Benchmarking and Profiling

Benchmarking and Profiling#

Status

Introduction#

In most cases, code that causes the application to slow down is a very small fraction of the program. By identifying these critical sections, we can focus on the parts that need the most improvement without wasting time in micro-optimization.

In this notebook, we will write a simulator and try to identify slow and inefficient parts of the code. We perform profiling and benchmarking to check time and memory consumption of our functions. We also write tests to ensure that changes when optimizing code preserves its correctness. Our strategy is to start with simple conceptual code that works that would inform how we write tests.

Simulation#

To write simulation code, we divide the code into objects and physics. The physics of the system determines the update rule for each episode as well as the configuration of the initial episode. Our objects will be particles defined in the Particle class.
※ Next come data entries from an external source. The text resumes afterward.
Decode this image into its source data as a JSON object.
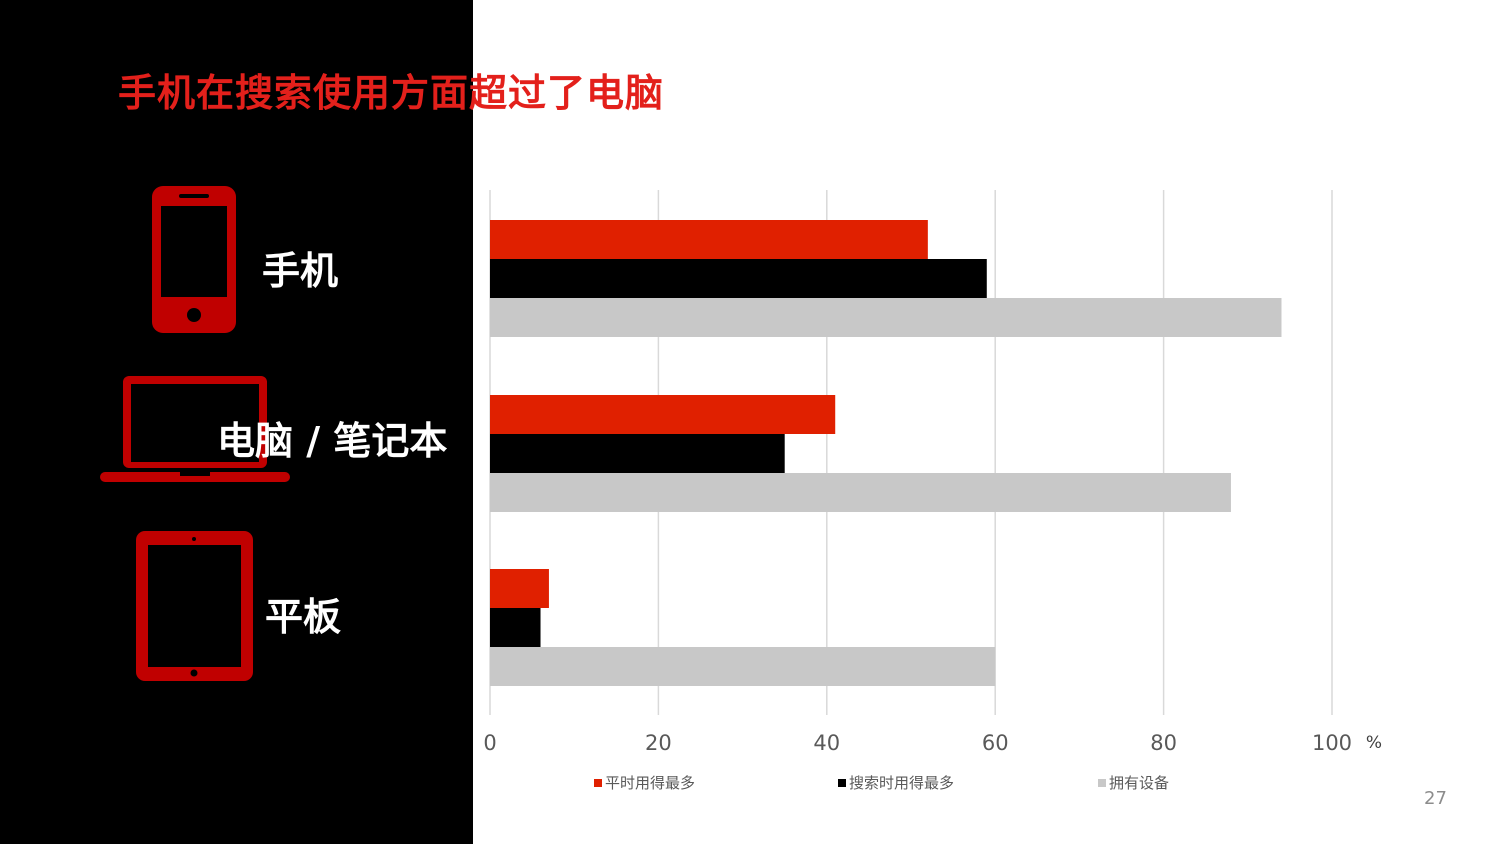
{
  "title": "手机在搜索使用方面超过了电脑",
  "page_number": "27",
  "devices": [
    {
      "label": "手机",
      "icon": "smartphone-icon"
    },
    {
      "label": "电脑 / 笔记本",
      "icon": "laptop-icon"
    },
    {
      "label": "平板",
      "icon": "tablet-icon"
    }
  ],
  "colors": {
    "accent_red": "#e3201b",
    "icon_red": "#c00000",
    "series_red": "#e02000",
    "series_black": "#000000",
    "series_gray": "#c8c8c8"
  },
  "chart_data": {
    "type": "bar",
    "orientation": "horizontal",
    "categories": [
      "手机",
      "电脑 / 笔记本",
      "平板"
    ],
    "series": [
      {
        "name": "平时用得最多",
        "values": [
          52,
          41,
          7
        ]
      },
      {
        "name": "搜索时用得最多",
        "values": [
          59,
          35,
          6
        ]
      },
      {
        "name": "拥有设备",
        "values": [
          94,
          88,
          60
        ]
      }
    ],
    "xlim": [
      0,
      100
    ],
    "xticks": [
      "0",
      "20",
      "40",
      "60",
      "80",
      "100"
    ],
    "xunit": "%",
    "grid": true,
    "legend": "bottom"
  }
}
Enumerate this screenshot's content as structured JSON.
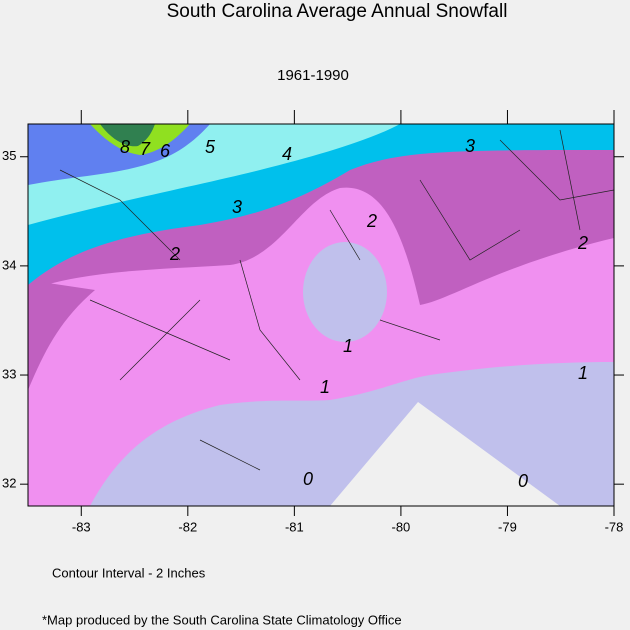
{
  "title": "South Carolina Average Annual Snowfall",
  "subtitle": "1961-1990",
  "map": {
    "xlim": [
      -83.5,
      -78
    ],
    "ylim": [
      31.8,
      35.3
    ],
    "xticks": [
      -83,
      -82,
      -81,
      -80,
      -79,
      -78
    ],
    "yticks": [
      32,
      33,
      34,
      35
    ],
    "contour_labels": [
      8,
      7,
      6,
      5,
      4,
      3,
      3,
      2,
      2,
      2,
      1,
      1,
      1,
      0,
      0
    ]
  },
  "notes": [
    "Contour Interval - 2 Inches",
    "*Map produced by the South Carolina State Climatology Office"
  ]
}
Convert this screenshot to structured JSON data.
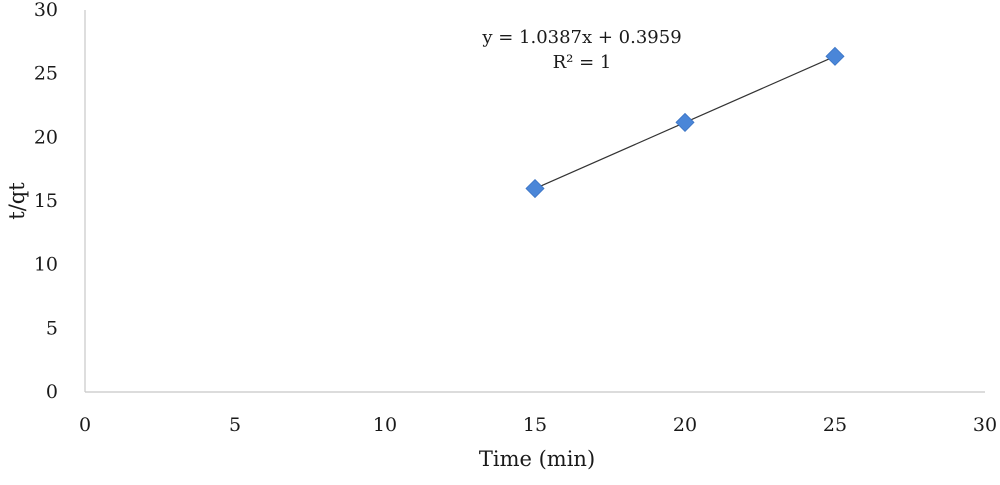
{
  "chart_data": {
    "type": "scatter",
    "xlabel": "Time (min)",
    "ylabel": "t/qt",
    "xlim": [
      0,
      30
    ],
    "ylim": [
      0,
      30
    ],
    "xticks": [
      0,
      5,
      10,
      15,
      20,
      25,
      30
    ],
    "yticks": [
      0,
      5,
      10,
      15,
      20,
      25,
      30
    ],
    "grid": false,
    "series": [
      {
        "marker": "diamond",
        "color": "#4a86d8",
        "points": [
          {
            "x": 15,
            "y": 15.98
          },
          {
            "x": 20,
            "y": 21.17
          },
          {
            "x": 25,
            "y": 26.36
          }
        ]
      }
    ],
    "trendline": {
      "type": "linear",
      "slope": 1.0387,
      "intercept": 0.3959,
      "x_range": [
        15,
        25
      ],
      "color": "#333333",
      "equation_label": "y = 1.0387x + 0.3959",
      "r2_label": "R² = 1"
    }
  }
}
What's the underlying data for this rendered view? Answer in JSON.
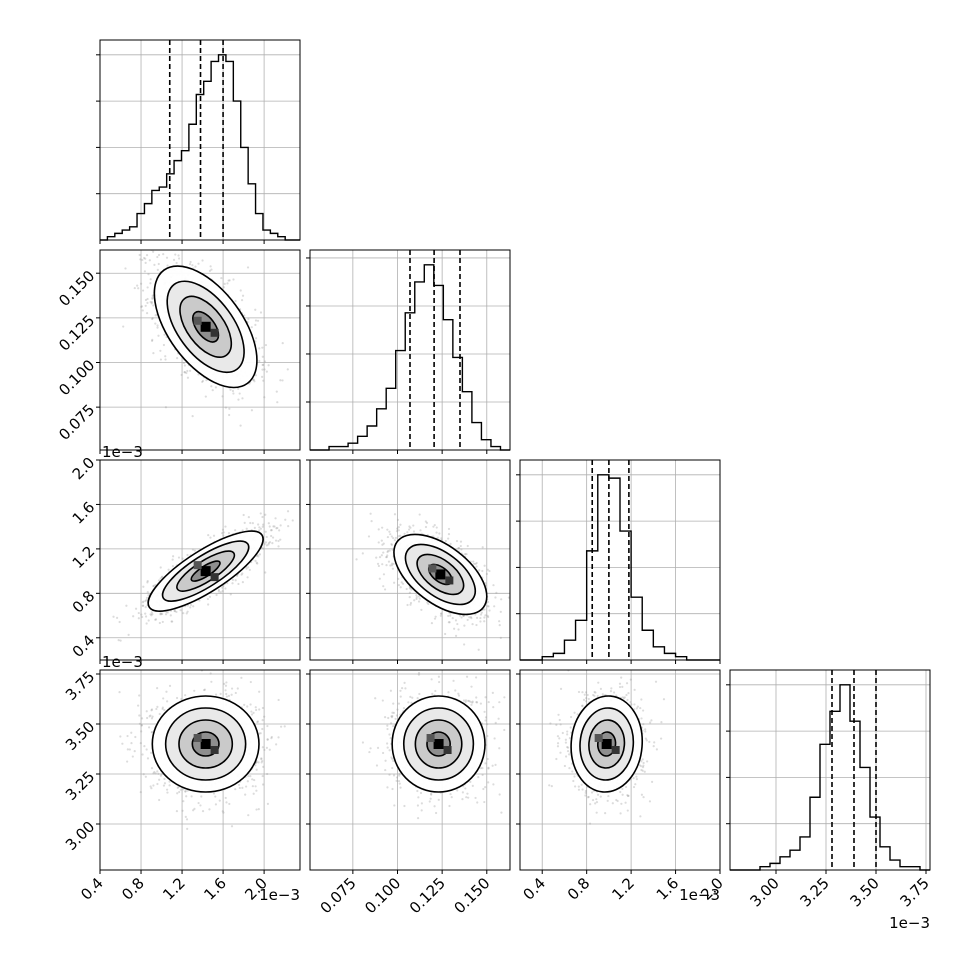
{
  "chart_data": {
    "type": "corner",
    "grid": true,
    "parameters": [
      {
        "ticks": [
          "0.4",
          "0.8",
          "1.2",
          "1.6",
          "2.0"
        ],
        "tick_values": [
          0.4,
          0.8,
          1.2,
          1.6,
          2.0
        ],
        "range": [
          0.4,
          2.35
        ],
        "offset": "1e−3",
        "hist": [
          0,
          1,
          2,
          3,
          4,
          8,
          11,
          15,
          16,
          20,
          24,
          27,
          35,
          44,
          48,
          54,
          56,
          54,
          42,
          28,
          17,
          8,
          3,
          2,
          1,
          0,
          0
        ],
        "quantiles": [
          1.08,
          1.38,
          1.6
        ]
      },
      {
        "ticks": [
          "0.075",
          "0.100",
          "0.125",
          "0.150"
        ],
        "tick_values": [
          0.075,
          0.1,
          0.125,
          0.15
        ],
        "range": [
          0.051,
          0.163
        ],
        "hist": [
          0,
          0,
          1,
          1,
          2,
          4,
          7,
          12,
          18,
          29,
          40,
          49,
          54,
          48,
          38,
          27,
          17,
          8,
          3,
          1,
          0
        ],
        "quantiles": [
          0.107,
          0.1205,
          0.135
        ]
      },
      {
        "ticks": [
          "0.4",
          "0.8",
          "1.2",
          "1.6",
          "2.0"
        ],
        "tick_values": [
          0.4,
          0.8,
          1.2,
          1.6,
          2.0
        ],
        "range": [
          0.2,
          2.0
        ],
        "offset": "1e−3",
        "hist": [
          0,
          0,
          1,
          2,
          6,
          12,
          33,
          56,
          55,
          39,
          19,
          9,
          4,
          2,
          1,
          0,
          0,
          0
        ],
        "quantiles": [
          0.85,
          1.0,
          1.18
        ]
      },
      {
        "ticks": [
          "3.00",
          "3.25",
          "3.50",
          "3.75"
        ],
        "tick_values": [
          3.0,
          3.25,
          3.5,
          3.75
        ],
        "range": [
          2.77,
          3.77
        ],
        "offset": "1e−3",
        "hist": [
          0,
          0,
          0,
          1,
          2,
          4,
          6,
          10,
          22,
          38,
          48,
          56,
          45,
          31,
          16,
          7,
          3,
          1,
          1,
          0
        ],
        "quantiles": [
          3.28,
          3.39,
          3.5
        ]
      }
    ],
    "pairs": [
      {
        "row": 1,
        "col": 0,
        "center": [
          1.43,
          0.12
        ],
        "sigma": [
          0.25,
          0.017
        ],
        "rho": -0.55
      },
      {
        "row": 2,
        "col": 0,
        "center": [
          1.43,
          1.0
        ],
        "sigma": [
          0.28,
          0.18
        ],
        "rho": 0.8
      },
      {
        "row": 2,
        "col": 1,
        "center": [
          0.124,
          0.97
        ],
        "sigma": [
          0.013,
          0.18
        ],
        "rho": -0.55
      },
      {
        "row": 3,
        "col": 0,
        "center": [
          1.43,
          3.4
        ],
        "sigma": [
          0.26,
          0.12
        ],
        "rho": 0.0
      },
      {
        "row": 3,
        "col": 1,
        "center": [
          0.123,
          3.4
        ],
        "sigma": [
          0.013,
          0.12
        ],
        "rho": 0.0
      },
      {
        "row": 3,
        "col": 2,
        "center": [
          0.98,
          3.4
        ],
        "sigma": [
          0.16,
          0.12
        ],
        "rho": 0.05
      }
    ]
  }
}
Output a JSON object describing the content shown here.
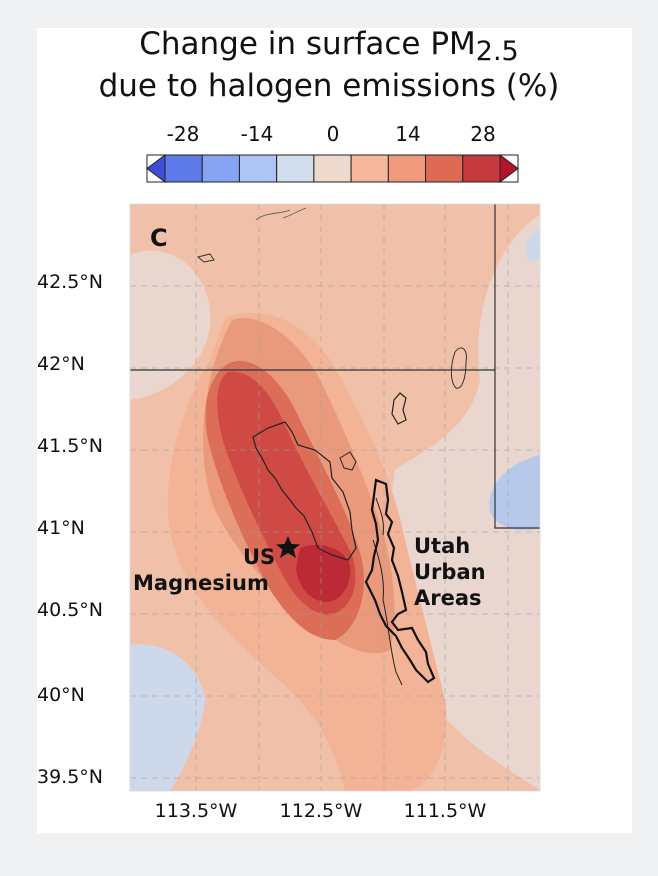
{
  "title": {
    "line1_prefix": "Change in surface PM",
    "line1_sub": "2.5",
    "line2": "due to halogen emissions (%)"
  },
  "colorbar": {
    "tick_labels": [
      "-28",
      "-14",
      "0",
      "14",
      "28"
    ],
    "colors": [
      "#3d4fd6",
      "#5d7ae8",
      "#86a4f2",
      "#adc4f4",
      "#d2ddee",
      "#eed9cf",
      "#f5b89e",
      "#ef9a7d",
      "#dd6a55",
      "#c53a3f",
      "#b5132b"
    ]
  },
  "map": {
    "panel_label": "C",
    "lat_labels": [
      "42.5°N",
      "42°N",
      "41.5°N",
      "41°N",
      "40.5°N",
      "40°N",
      "39.5°N"
    ],
    "lon_labels": [
      "113.5°W",
      "112.5°W",
      "111.5°W"
    ],
    "annotations": {
      "us_magnesium_1": "US",
      "us_magnesium_2": "Magnesium",
      "utah_1": "Utah",
      "utah_2": "Urban",
      "utah_3": "Areas"
    },
    "fill_colors": {
      "bg": "#f1c0a8",
      "neutral": "#e9d6ce",
      "blue_light": "#cdd8ea",
      "blue_mid": "#b6c9ea",
      "light": "#f3b396",
      "mid": "#ea9a7c",
      "strong": "#dc6d57",
      "darker": "#cf4a44",
      "darkest": "#bb2a35"
    }
  }
}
This simply stores three state variables for position and signed angular speed of the particle:

import os; os.chdir("./benchmarking")
from hp.particles import Particle, ParticleSimulator
from hp.utils import visualize_simulation

%load_ext autoreload
%autoreload 2

Particle??

Init signature: Particle(x, y, angular_vel)
Docstring:      <no docstring>
Source:        
class Particle:    
    def __init__(self, x, y, angular_vel):
        self.x = x
        self.y = y
        self.ω = angular_vel
File:           ~/code/ok-transformer/docs/nb/notes/benchmarking/hp/particles.py
Type:           type
Subclasses:     

The physics of the system is encoded in the ParticleSimulator and an initialization function for the particles. This takes in a list of particles as well as a constant h which is the increment for Euler method. This can be interpreted as the quantum of time for the system. The simulator defines a method evolve(t) which incrementally updates the position of each particle from t = 0 to t = s where s = hn for maximal n such that s ≤ t.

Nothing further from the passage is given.